On November 25, 407 B.C.E., Yedaniah ben Gemaria, the leader of the Jewish community of Elephantine Island, in Upper Egypt, wrote to the governor of Judea requesting permission to rebuild the his community’s temple. It had been destroyed three years earlier by the Jews’ neighbors.
The letter, written in Aramaic on papyrus, was part of an archive connected to Yedaniah that was unearthed a century ago on the island. In it, we learn that the Jews had “built this temple in the fortress of Yeb in the days of the kingdom of Egypt,” and that “when Cambyses came to Egypt he found it [already] constructed” (translated by A. Cowley). “Yeb” was the Aramaic name for Elephantine Island, which is in the middle of the Nile River, near Aswan.
Cambyses II was the Persian emperor who conquered Egypt in 525 B.C.E. The Judean colony in Elephantine apparently started as early as a century before that, at the end of the seventh century B.C.E., according to the historian Joseph Modrzejewski.
By the fifth century, the Jews in Yeb were in the military service of the Persian governor of the region, and they and their families had their own colony on the island.

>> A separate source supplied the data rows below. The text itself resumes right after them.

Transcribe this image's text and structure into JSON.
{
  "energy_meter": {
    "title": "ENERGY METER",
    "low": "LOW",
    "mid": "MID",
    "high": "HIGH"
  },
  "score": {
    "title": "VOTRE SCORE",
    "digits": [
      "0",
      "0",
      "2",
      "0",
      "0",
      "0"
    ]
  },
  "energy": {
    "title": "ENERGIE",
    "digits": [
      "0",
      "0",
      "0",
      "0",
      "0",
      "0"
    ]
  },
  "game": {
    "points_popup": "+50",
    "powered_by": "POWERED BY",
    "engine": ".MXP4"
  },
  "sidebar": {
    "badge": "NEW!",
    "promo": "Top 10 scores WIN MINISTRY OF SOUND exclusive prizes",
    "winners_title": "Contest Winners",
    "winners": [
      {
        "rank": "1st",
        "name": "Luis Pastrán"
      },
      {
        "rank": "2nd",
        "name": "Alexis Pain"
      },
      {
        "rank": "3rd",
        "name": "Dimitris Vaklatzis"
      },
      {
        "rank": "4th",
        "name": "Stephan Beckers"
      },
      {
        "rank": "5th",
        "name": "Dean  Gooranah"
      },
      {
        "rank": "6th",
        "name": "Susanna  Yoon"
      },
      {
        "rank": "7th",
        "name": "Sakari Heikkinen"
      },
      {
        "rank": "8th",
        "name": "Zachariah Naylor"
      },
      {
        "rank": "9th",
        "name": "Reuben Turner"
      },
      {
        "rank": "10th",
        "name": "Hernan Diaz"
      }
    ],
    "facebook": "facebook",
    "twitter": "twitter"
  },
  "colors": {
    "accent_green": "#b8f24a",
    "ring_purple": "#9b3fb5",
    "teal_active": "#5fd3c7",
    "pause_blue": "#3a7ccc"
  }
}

What is surprising from the letters is the revelation that they also had a temple, where they offered up not only grain and incense to Yahweh, but also animal sacrifices.
This contradicts the explicit commandment in the Torah, in Deuteronomy 12, limiting such live offerings to “only where God chooses to establish his name,” namely, to Jerusalem. Hence, there would likely have been only antipathy among the priests of the Jerusalem Temple for the plight of their counterparts in Egypt.
Ram-god versus lamb sacrifices
“Antipathy” would be a kind word for what their Egyptian neighbors on Elephantine evidently possessed for the Jews and their temple. The Egyptians worshiped Khnum, the ram-god who oversaw the waters of the Nile, and they would not have approved of the lamb sacrifices carried out by the Jews in their sanctuary. When they rebelled against their Persian rulers, in 410 B.C.E., the Egyptians took advantage of the opportunity to destroy the temple of “Yahu,” as Yahweh was called locally.
By 407, when Yedaniah wrote – addressing himself to both Bagohi, the governor of Judea, and to Delaiah and Shelemiah, the sons of Sanballat, governor of Samaria -- the uprising had been suppressed and its perpetrators punished. But the Jews of Yeb were still waiting for permission to rebuild their temple.
“We have sent letters to our lord when this catastrophe happened to us,” wrote Yedaniah, “and to the high priest Yehochannan and his associates, the priests in Jerusalem; and to Ostan, the kinsman of Anani; and the Judahite elites,” but, he continued, “They have never sent us a letter.” So, he wrote, for the past three years, “we have been wearing sackcloth and fasting, making our wives as widows, not anointing ourselves with oil or drinking wine. Furthermore, from then until now, in the seventeenth year of Darius the king [407 B.C.E.], no grain-offering, incense, or burnt-offering has been sacrificed in this temple” (translation by Bible scholar and editor K.C. Hanson).
Yedaniah requested approval to proceed with reconstruction and permission to resume “grain-offering, incense and burnt-offering in your name.”
Yedaniah was shrewd in appealing to the Persian authorities in Judea, rather than trying again with his coreligionists at the Jerusalem Temple. Indeed his note elicited the response he was seeking, more or less. In a joint memorandum from Bagoi and Delaiah, he was granted the authority to rebuild, and also to “offer the meal offering and the incense upon that altar just as formerly was done.”
Conspicuously missing was mention of burnt offerings. As Modzrewski notes, “The high priest of Jerusalem would henceforth have the unique privilege of presiding over this rite, and the ministers of the god Khnum were to be spared what they conceived of as an offense.”